Reappraisal of the central role of soil nutrient availability in nutrient management in light of recent advances in plant nutrition at crop and molecular levels
2020
Abstract The concept of soil nutrient availability is still widely viewed within the framework of crop yield responses to fertilizer applications as the intermediary variable linking the rate of application of a single nutrient to the absorption of this nutrient by plants according to the pioneer work of Boussingault (1855), von Liebig (1855), and Mitscherlich (1924). For interpreting the huge variability of crop yield responses to increasing fertilizer applications, agronomists and soil scientists have focused on soil nutrient dynamics in order to estimate the quantity of each nutrient available for plant uptake.

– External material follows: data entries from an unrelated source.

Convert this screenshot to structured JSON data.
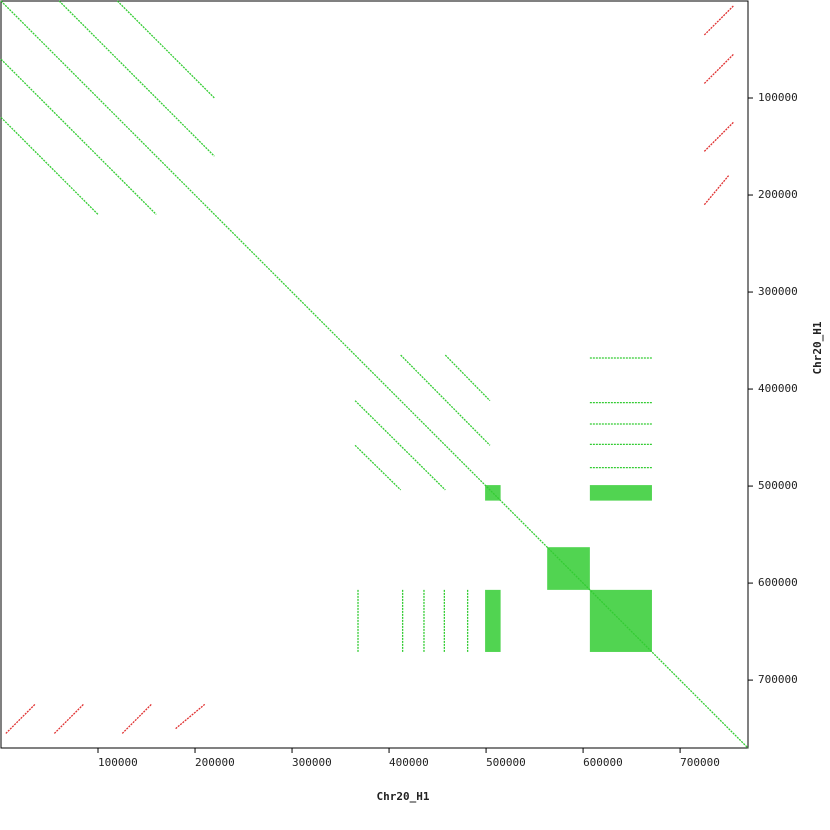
{
  "chart_data": {
    "type": "dotplot",
    "xlabel": "Chr20_H1",
    "ylabel": "Chr20_H1",
    "xlim": [
      0,
      770000
    ],
    "ylim": [
      0,
      770000
    ],
    "y_inverted": true,
    "xticks": [
      100000,
      200000,
      300000,
      400000,
      500000,
      600000,
      700000
    ],
    "yticks": [
      100000,
      200000,
      300000,
      400000,
      500000,
      600000,
      700000
    ],
    "forward": {
      "color": "#33cc33",
      "x0": [
        0,
        0,
        60000,
        0,
        120000,
        412000,
        365000,
        365000,
        458000,
        607000,
        607000,
        607000,
        607000,
        607000,
        368000,
        414000,
        436000,
        457000,
        481000
      ],
      "y0": [
        0,
        60000,
        0,
        120000,
        0,
        365000,
        412000,
        458000,
        365000,
        368000,
        414000,
        436000,
        457000,
        481000,
        607000,
        607000,
        607000,
        607000,
        607000
      ],
      "x1": [
        770000,
        160000,
        220000,
        100000,
        220000,
        504000,
        458000,
        412000,
        504000,
        671000,
        671000,
        671000,
        671000,
        671000,
        368000,
        414000,
        436000,
        457000,
        481000
      ],
      "y1": [
        770000,
        220000,
        160000,
        220000,
        100000,
        458000,
        504000,
        504000,
        412000,
        368000,
        414000,
        436000,
        457000,
        481000,
        671000,
        671000,
        671000,
        671000,
        671000
      ]
    },
    "reverse": {
      "color": "#e03030",
      "x0": [
        5000,
        55000,
        125000,
        180000,
        725000,
        725000,
        725000,
        725000
      ],
      "y0": [
        755000,
        755000,
        755000,
        750000,
        35000,
        85000,
        155000,
        210000
      ],
      "x1": [
        35000,
        85000,
        155000,
        210000,
        755000,
        755000,
        755000,
        750000
      ],
      "y1": [
        725000,
        725000,
        725000,
        725000,
        5000,
        55000,
        125000,
        180000
      ]
    },
    "blocks": {
      "color": "#33cc33",
      "x0": [
        499000,
        607000,
        607000,
        499000,
        563000
      ],
      "x1": [
        515000,
        671000,
        671000,
        515000,
        607000
      ],
      "y0": [
        499000,
        607000,
        499000,
        607000,
        563000
      ],
      "y1": [
        515000,
        671000,
        515000,
        671000,
        607000
      ]
    }
  }
}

This linear approach considering “available nutrient in soil” as an external factor to which plants respond does not correspond to the reality for three main reasons: (i) the root absorption capacity is deeply feed-back controlled by the plant growth capacity itself and, therefore, does not depend univocally on soil nutrient availability; (ii) interactions among different nutrients in soils and plants imply that the availability of one nutrient for plants depends of the availability of others, requiring a more integrated approach; and (iii) the plant itself influences nutrient dynamic processes in soils through interactions with microbial communities in its rhizosphere. Consequently, soil nutrient availability cannot be only considered as a property of the external medium to which plants adapt, but also, and more importantly, as resulting of the functioning of the whole plant-soil-living organisms ecosystem. This review paper proposes an integrated and hypothesis-based vision of plant mineral nutrition based on several recent findings: (i) the corroboration and verification of hypotheses of regulation of plant nutrient uptake at the whole plant level by recent advances in the molecular physiology of plant nutrition, (ii) the physiological basis for interactions among different plant nutrients, and (iii) the increasing evidence of plant-soil interactions at the rhizosphere level.